Abstract

The efficacy of radiotherapy depends on tumor response to radiation. The purpose of this study is to derive three basic tumor-response parameters from a sequence of measured tumor volumes, and then use these parameters to predict treatment outcome for patients with squamous cell lung cancer. 43 patients were investigated in this study. A tumor kinetic model was iterated daily, following the fractionation scheme of radiation treatment for each patient. By minimizing the difference between the model-predicted tumor regression and the measured changes in tumor volumes, three parameters were calibrated and then used to calculate tumor control probability (TCP).
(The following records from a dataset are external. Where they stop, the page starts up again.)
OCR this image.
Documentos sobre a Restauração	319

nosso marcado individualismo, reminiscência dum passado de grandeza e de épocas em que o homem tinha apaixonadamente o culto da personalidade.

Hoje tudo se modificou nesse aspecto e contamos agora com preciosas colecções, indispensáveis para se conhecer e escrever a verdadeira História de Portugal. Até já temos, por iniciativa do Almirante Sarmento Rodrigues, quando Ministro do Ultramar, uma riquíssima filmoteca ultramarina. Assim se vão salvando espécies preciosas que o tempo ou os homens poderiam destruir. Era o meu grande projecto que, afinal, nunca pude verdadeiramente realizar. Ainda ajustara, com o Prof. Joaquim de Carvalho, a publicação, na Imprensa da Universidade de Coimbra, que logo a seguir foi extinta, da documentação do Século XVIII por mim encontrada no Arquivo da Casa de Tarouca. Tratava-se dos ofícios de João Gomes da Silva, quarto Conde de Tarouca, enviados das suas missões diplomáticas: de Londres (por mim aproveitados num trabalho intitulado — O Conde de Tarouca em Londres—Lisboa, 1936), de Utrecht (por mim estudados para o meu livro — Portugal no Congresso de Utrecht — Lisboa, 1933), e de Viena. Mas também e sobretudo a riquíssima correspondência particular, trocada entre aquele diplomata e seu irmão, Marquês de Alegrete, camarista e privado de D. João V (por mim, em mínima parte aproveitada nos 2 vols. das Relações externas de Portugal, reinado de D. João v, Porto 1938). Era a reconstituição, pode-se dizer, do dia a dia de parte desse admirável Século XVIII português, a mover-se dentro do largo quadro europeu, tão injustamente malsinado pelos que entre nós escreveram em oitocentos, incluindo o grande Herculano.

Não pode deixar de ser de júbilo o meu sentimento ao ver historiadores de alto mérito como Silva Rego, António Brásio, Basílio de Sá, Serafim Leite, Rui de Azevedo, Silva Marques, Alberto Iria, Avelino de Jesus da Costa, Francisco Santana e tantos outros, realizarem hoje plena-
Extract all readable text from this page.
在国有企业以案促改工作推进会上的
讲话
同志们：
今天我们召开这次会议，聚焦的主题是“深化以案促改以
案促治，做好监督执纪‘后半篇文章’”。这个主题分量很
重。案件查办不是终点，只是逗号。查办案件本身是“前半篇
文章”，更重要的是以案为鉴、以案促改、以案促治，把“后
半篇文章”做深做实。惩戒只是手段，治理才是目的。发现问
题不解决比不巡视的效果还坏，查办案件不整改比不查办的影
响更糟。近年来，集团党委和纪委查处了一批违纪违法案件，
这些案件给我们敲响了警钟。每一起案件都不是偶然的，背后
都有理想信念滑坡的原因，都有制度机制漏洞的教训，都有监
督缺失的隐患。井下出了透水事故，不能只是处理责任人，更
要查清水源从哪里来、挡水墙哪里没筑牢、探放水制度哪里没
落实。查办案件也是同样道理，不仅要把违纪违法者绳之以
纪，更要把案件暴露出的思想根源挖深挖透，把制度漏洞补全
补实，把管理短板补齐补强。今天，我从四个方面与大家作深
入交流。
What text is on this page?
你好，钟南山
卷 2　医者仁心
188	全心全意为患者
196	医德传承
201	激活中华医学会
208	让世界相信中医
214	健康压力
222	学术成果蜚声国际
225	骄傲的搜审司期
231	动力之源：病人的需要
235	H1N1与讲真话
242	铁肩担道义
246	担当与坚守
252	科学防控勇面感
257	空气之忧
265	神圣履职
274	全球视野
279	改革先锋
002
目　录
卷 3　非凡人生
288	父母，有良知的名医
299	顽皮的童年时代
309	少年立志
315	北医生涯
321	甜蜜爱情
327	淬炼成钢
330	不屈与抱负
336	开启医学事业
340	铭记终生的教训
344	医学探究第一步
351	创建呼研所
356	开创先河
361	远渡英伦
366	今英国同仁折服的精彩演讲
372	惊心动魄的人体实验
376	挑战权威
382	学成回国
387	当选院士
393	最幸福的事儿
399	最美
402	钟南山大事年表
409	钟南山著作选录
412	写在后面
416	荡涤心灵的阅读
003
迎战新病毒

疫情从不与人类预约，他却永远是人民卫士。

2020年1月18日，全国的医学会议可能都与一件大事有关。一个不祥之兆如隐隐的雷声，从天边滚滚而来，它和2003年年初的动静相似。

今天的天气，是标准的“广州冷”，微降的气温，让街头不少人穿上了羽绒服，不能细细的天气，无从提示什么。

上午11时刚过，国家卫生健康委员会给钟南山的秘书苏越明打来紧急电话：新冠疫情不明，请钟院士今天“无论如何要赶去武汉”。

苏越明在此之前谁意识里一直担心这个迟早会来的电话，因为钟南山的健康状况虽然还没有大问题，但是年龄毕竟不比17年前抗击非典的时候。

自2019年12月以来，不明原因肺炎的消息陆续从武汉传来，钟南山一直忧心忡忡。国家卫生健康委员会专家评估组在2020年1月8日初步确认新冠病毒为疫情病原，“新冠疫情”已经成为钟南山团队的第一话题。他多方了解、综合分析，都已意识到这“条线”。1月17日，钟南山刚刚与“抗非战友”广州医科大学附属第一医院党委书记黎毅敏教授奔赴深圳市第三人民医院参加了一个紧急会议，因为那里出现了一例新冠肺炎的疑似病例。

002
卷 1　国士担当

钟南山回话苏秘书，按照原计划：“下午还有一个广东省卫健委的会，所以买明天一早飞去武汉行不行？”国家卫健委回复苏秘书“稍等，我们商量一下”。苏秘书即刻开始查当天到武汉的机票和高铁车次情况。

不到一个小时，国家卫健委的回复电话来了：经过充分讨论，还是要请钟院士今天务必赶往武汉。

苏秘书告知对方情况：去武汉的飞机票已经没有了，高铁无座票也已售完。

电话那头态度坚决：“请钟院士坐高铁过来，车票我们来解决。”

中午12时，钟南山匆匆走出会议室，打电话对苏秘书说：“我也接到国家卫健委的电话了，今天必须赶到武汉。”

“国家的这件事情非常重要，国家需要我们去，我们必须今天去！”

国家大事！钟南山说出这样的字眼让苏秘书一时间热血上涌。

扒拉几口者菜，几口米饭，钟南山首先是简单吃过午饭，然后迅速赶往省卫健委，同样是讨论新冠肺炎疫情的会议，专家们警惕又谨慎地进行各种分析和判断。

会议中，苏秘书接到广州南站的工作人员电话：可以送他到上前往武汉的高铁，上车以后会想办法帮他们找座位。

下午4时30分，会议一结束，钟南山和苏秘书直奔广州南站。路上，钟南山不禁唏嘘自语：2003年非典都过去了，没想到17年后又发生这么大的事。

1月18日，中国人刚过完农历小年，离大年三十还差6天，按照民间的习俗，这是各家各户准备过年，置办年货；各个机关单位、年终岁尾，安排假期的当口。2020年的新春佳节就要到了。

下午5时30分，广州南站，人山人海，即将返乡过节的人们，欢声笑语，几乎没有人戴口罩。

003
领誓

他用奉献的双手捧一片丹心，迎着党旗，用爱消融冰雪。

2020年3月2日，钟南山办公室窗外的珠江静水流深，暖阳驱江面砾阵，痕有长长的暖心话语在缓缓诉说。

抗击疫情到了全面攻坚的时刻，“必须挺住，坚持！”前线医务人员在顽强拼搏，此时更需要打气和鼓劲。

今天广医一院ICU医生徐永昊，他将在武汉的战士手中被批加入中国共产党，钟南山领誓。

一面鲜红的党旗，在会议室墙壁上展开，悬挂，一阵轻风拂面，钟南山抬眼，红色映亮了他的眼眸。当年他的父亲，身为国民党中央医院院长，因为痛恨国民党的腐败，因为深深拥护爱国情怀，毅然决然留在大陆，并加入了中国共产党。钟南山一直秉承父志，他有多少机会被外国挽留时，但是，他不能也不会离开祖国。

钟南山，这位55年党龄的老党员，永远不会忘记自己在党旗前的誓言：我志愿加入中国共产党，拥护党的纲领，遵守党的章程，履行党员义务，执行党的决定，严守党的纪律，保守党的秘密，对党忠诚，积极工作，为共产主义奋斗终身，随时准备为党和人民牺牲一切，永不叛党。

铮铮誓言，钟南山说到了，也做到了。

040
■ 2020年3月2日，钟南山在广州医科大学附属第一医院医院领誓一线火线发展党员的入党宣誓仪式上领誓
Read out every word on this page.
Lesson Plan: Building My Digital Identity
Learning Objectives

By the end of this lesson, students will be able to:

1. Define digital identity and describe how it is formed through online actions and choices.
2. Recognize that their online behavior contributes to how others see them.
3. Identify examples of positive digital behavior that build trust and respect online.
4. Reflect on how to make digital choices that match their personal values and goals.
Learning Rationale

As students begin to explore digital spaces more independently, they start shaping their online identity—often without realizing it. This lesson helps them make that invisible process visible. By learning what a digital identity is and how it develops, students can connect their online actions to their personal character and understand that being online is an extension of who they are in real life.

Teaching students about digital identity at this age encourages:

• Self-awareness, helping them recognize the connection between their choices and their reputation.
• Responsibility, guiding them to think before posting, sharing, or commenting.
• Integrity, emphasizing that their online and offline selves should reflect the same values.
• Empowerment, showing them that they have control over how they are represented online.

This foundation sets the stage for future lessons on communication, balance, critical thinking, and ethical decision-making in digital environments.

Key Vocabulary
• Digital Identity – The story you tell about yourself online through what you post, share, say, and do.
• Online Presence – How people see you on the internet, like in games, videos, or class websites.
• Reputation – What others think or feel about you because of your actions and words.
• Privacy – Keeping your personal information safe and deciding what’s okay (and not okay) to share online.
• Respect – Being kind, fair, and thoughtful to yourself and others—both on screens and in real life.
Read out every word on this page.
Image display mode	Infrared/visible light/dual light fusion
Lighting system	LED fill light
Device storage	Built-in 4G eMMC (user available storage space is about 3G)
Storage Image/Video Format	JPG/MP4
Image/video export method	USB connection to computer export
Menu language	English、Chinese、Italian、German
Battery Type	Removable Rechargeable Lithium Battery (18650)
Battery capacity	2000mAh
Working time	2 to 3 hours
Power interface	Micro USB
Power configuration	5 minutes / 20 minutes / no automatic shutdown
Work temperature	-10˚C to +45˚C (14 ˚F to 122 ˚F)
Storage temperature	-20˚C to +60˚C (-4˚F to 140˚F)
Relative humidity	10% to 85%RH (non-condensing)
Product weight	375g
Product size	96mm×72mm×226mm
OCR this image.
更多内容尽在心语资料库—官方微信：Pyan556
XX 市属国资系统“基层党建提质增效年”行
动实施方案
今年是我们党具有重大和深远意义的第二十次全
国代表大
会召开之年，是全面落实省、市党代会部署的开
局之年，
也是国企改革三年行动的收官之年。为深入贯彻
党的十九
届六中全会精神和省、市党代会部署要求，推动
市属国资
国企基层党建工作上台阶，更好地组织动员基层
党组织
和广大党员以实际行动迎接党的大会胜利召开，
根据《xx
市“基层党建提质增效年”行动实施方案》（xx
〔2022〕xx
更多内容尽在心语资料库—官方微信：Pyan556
The results showed that the major portion of the patients have tumor doubling time (DT) less than 183 days and half time (HT) for dead cell resolving less than 50 days. The modeling differences from measured tumor volumes were summated over the 43 patients, and the sum reaches its minimum with DT at 90 days and HT at 30 days. The behavior of the kinetic model is stable to DT and HT as the modeling difference has only one minimum within the clinically meaningful ranges for the two parameters. One third of these patients have the cell survival fraction at 12 Gy (SF12) less than 0.1, and 80% of them with SF12 less than 0.6. In summary, kinetic modeling of tumor response may help quantify radiobiological parameters which can be used to predict treatment outcomes for individual patients.